The group is pursuing a number of themes.

  • Economic Sustainability of Medical Adherence. This theme resulted in the production of a position paper (“Encouraging adherence initiatives: aligning individual, commercial, and social value”1 – available here) which has been used to facilitate high level discussions with some of our members.  The paper sets out why medicines adherence is difficult to achieve, describes the barriers that limit success, and identifies where efforts should be concentrated to improve adherence. In particular, the need to address ‘value misalignment’ on low-cost high-volume medicines, where low prices dis-incentivize manufacturer funded adherence programs, though the cost and impact of non-adherence to the payer is significant because of the high volume.  The consortium concludes by making five recommendations to policy makers, payers, healthcare professionals and manufacturers to recognize adherence in the development of policies and new services, to discover new ways of funding adherence, and to use existing funding more effectively. CfBI is developing this theme by investigating possible business models and partnerships that might enable more sustainable adherence initiatives.

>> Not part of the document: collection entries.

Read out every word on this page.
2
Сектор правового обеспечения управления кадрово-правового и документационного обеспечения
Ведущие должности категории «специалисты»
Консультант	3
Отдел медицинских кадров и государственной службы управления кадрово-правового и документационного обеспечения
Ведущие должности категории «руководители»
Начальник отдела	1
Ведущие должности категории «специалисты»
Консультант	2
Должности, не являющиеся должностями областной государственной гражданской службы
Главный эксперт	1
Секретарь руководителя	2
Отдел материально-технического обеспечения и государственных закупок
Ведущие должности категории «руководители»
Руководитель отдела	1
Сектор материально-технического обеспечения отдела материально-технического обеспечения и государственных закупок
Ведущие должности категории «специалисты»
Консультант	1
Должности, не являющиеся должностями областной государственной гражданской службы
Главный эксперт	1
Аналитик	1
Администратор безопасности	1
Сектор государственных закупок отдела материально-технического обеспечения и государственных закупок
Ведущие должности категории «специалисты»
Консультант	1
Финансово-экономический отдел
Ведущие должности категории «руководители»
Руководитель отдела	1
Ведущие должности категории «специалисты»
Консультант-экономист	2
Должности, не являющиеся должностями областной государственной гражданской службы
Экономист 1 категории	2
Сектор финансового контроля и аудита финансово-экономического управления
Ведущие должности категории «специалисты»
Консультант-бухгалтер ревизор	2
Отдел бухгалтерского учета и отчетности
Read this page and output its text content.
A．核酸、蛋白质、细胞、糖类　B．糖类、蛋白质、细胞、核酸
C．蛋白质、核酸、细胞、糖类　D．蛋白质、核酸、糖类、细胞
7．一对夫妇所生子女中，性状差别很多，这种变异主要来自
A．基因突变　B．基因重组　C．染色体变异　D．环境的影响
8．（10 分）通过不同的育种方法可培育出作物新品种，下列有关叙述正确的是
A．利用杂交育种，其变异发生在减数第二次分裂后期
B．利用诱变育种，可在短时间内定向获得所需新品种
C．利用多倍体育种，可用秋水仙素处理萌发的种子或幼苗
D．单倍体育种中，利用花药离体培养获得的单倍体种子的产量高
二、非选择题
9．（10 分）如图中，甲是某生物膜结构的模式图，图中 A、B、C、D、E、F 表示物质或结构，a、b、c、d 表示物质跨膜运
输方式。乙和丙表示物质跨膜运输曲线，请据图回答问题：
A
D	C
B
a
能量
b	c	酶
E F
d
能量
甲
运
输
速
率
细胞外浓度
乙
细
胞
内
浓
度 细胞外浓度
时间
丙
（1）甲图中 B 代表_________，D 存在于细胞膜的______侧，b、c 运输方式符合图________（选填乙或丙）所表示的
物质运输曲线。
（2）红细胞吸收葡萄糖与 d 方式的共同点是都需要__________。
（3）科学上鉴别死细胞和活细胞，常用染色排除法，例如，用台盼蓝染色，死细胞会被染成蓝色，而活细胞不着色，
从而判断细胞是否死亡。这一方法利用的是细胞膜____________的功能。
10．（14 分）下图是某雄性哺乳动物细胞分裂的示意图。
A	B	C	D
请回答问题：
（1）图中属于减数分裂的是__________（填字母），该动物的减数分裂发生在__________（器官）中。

“Policymakers and influencers should concentrate on addressing the area of greatest economic value misalignment for adherence initiatives – namely where the volume of prescriptions is high, and cost of drug is low – and focusing on those medications and conditions where non-adherence is considered a significant problem.”

  • Adherence and Digital Health. CfBI believes that the emergence of pervasive digital technologies in healthcare present the opportunity to increase personalization of care, relevance of therapies, and hence better patient engagement (and improved adherence). Two working groups have been set up. Behavior Change Techniques: The agreement (amongst consortium members – and guided by our academic members) of the most promising recognized behavior change techniques in terms of their effectiveness and scalability through digitalization. A framework that enables apps to be characterized according to the causes of non-adherence they aim to address has been created and will shortly be published. Measurement of Adherence: In order to ensure that information systems can exchange adherence information meaningfully, definitions and measurement methods need to be agreed. This working group is focusing on the measurement of adherence. Initial work of this working group is the identification and agreement of information and definition standards for adherence – and identifying the common ‘biases’ in the reporting of adherence and simple steps that can be taken to address these. The work will result in a simple adherence measurement bias checklist that practitioners and reviewers can use to ensure that reported adherence claims are credible.
  • Adherence in Clinical Trials. CfBI’s ‘mission’ here has been to promote and champion the routine measurement and reporting of adherence in clinical trials. The group has drafted a companion paper to the recently released EMERGE (ESPACOMP Medication Adherence Reporting Guidelines) trial reporting guidelines. The paper discusses practical considerations and recommendations for the effective measurement and reporting of adherence in trials and has been published in the British Journal of Clinical Pharmacology2 (available here).

The self-funded group meets quarterly to agree and progress its goals through structured workshops and ‘expert witness’ presentations. The size of the group is restricted to ensure that discussions are focused, efficient, and (as Chatham House rules – no attribution – are observed) honest and meaningful. Between meetings, work is conducted by delegated working groups led by key industry figures.


  1. Encouraging adherence initiatives: aligning individual, commercial, and social value, CfBI, site last accessed 04/07/2022
  2. Eliasson L, Clifford S, Mulick A, Jackson C, Vrijens B. How the EMERGE guideline on medication adherence can improve the quality of clinical trials. Br J Clin Pharmacol. 2020 Apr;86(4):687-697. doi: 10.1111/bcp.14240. Epub 2020 Feb 28.